Agora mesmo a TV Senado montou um belo programa: O Brasil no olhar dos
viajantes. As editoras dedicadas às humanidades também se renovaram muito,
cuidando de publicar livros bem editados, ilustrados, etc. O livro de história passou
a ser um produto.
fHist - Qual a
sua opinião sobre essa multiplicação de livros com temática histórica escritos
por jornalistas? Considera que jornalistas estão preparados para tratar de
temas históricos?
R.V. - Depende
do jornalista, depende do tema. Há jornalistas que, além de escreverem bem,
fazem pesquisa original e dão contribuição inestimável. A obra do Gaspari sobre
a ditadura militar é um exemplo. Já não diria o mesmo de livros de jornalistas
que se limitam a fazer um texto ligeiro baseados em leitura de alguns livros ou
"reciclando", em linguagem coloquial, a pesquisa universitária dos
últimos anos. Neste caso, a qualidade não é a mesma. Trata-se de uma
vulgarização que, não raro, vem cheia de anacronismos e estereótipos. Mas,
ainda assim, esses livros divulgam a história, disso não tenho dúvida.
fHist - E sobre
as iniciativas que também se multiplicam no país para trazer a público fatos
relevantes ocorridos durante o período da ditadura militar, a exemplo da
instituição da Comissão Nacional da Verdade? O senhor as considera importantes?
Por que?
R.V. - Acho
importante que os fatos que o regime militar procurou esconder ou distorcer
sejam enfim divulgados, sobretudo no caso dos militantes de esquerda
"desaparecidos". Mas o nome da comissão é de uma pretensão
assustadora. Qual "verdade"? Tudo indica que se trata de uma
"verdade política" na visão dos outrora vencidos, que hoje estão no
poder. Esta não é a verdade factual que interessa ao historiador, que a busca
na pesquisa de fontes contraditórias, quando não opostas. Além disso, a
comissão é useira em "chover no molhado". Aquele depoimento do
coronel Ustra (Carlos Alberto Brilhante Ustra, coronel reformado do Exército
Brasileiro, ex-chefe do DOI-CODI do II Exército, um dos órgãos atuantes na
repressão política, durante o período da ditadura militar no Brasil) é um
exemplo. Muitíssimos sabem, há tempos, que ele foi torturador, sabem o seu
codinome (doutor Tibiriçá), o de seus auxiliares, etc. Que novidade há
nisto? Vão punir os culpados? Claro que não, porque a lei da anistia não
permite. Então, vejo esta comissão, sem prejuízo do seu eventual mérito, como
um instrumento da atual ideologia estatal, incumbida de adensar a memória da
luta armada e celebrar os guerrilheiros. Mortos ou vivos, alguns vivíssimos.
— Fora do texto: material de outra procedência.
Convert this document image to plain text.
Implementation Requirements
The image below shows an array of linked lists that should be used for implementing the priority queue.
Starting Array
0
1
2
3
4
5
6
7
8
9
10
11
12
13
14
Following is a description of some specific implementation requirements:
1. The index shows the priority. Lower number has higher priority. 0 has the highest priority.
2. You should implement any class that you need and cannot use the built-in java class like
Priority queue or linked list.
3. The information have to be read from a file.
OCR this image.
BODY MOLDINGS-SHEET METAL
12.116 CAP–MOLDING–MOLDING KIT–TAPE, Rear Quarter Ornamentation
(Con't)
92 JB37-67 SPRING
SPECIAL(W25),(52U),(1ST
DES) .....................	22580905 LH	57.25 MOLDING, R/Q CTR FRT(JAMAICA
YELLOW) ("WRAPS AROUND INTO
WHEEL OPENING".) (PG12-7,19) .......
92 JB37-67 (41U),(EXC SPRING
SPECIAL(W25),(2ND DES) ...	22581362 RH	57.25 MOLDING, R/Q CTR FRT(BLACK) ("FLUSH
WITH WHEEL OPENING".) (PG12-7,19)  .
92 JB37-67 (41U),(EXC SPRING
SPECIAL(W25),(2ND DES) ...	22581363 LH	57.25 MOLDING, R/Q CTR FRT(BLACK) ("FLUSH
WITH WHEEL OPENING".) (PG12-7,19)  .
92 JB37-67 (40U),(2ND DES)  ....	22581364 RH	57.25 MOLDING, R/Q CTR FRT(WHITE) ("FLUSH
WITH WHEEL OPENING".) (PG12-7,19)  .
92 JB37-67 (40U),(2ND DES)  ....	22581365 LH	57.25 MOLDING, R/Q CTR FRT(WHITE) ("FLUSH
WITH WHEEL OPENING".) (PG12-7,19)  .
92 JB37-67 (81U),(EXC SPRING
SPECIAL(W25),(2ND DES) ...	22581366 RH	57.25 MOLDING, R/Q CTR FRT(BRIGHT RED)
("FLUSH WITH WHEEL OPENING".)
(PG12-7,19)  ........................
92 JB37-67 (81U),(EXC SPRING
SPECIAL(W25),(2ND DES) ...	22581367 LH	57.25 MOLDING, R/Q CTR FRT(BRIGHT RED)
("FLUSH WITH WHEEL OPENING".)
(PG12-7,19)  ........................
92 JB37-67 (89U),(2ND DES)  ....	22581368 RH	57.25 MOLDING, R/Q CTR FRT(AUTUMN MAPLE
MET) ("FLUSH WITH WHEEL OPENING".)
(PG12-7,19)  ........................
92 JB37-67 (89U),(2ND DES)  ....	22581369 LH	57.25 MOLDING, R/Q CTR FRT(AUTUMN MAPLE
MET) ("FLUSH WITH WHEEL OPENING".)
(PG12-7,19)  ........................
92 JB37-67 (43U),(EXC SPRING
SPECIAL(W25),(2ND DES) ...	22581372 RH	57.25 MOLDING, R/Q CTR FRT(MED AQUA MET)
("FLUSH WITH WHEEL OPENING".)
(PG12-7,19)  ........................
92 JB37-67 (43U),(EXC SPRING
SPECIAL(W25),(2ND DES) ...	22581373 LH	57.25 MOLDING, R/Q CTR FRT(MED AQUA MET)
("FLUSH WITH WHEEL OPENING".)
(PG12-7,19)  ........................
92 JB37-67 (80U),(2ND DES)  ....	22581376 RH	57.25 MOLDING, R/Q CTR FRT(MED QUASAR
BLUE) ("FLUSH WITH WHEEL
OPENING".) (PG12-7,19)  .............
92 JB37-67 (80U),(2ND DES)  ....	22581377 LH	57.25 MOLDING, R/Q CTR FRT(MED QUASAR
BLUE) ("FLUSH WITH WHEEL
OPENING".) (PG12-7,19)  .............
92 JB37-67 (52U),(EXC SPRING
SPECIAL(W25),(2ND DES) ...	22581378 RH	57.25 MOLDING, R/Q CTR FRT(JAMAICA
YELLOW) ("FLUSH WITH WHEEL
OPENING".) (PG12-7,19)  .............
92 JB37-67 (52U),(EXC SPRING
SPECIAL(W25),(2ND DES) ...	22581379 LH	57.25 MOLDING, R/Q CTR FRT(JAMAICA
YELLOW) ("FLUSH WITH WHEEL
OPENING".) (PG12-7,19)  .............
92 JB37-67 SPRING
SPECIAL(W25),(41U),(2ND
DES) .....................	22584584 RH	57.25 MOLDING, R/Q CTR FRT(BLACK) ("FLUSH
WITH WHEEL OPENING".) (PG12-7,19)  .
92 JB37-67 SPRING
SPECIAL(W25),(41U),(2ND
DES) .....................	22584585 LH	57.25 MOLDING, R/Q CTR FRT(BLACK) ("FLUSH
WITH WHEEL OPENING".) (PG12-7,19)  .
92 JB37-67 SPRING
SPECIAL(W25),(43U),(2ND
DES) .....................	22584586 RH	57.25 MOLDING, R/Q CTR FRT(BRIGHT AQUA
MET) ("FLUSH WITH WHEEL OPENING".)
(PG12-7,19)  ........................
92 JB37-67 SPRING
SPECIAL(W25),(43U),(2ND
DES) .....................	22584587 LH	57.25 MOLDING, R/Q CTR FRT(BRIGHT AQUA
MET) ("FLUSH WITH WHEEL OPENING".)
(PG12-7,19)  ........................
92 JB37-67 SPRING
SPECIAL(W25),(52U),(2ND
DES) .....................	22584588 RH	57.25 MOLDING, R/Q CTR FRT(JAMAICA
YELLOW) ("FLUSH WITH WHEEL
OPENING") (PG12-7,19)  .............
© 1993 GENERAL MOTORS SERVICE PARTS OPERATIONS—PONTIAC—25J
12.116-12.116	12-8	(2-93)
Mas qual ideologia? A de que a luta armada defendeu a democracia contra a
ditadura militar. Ora, os antigos guerrilheiros bem sabem que não fizeram isto.
Lutaram por uma revolução esquerdista "iluminados" pelo exemplo
cubano. Se hoje dizem que lutaram pela democracia, devem ter os seus motivos. O
Zé Dirceu (José Dirceu, ex-ministro da Casa Civil no primeiro Governo Lula,
deputado federal cassado, ex-presidente do Partido dos Trabalhadores, um dos
condenados no processo do Mensalão), por exemplo, fez treinamento em Cuba
antes de voltar clandestino para o Brasil no início dos anos 1970. Vale, então,
a pergunta: desde quando Cuba se tornou escola de formação democrática?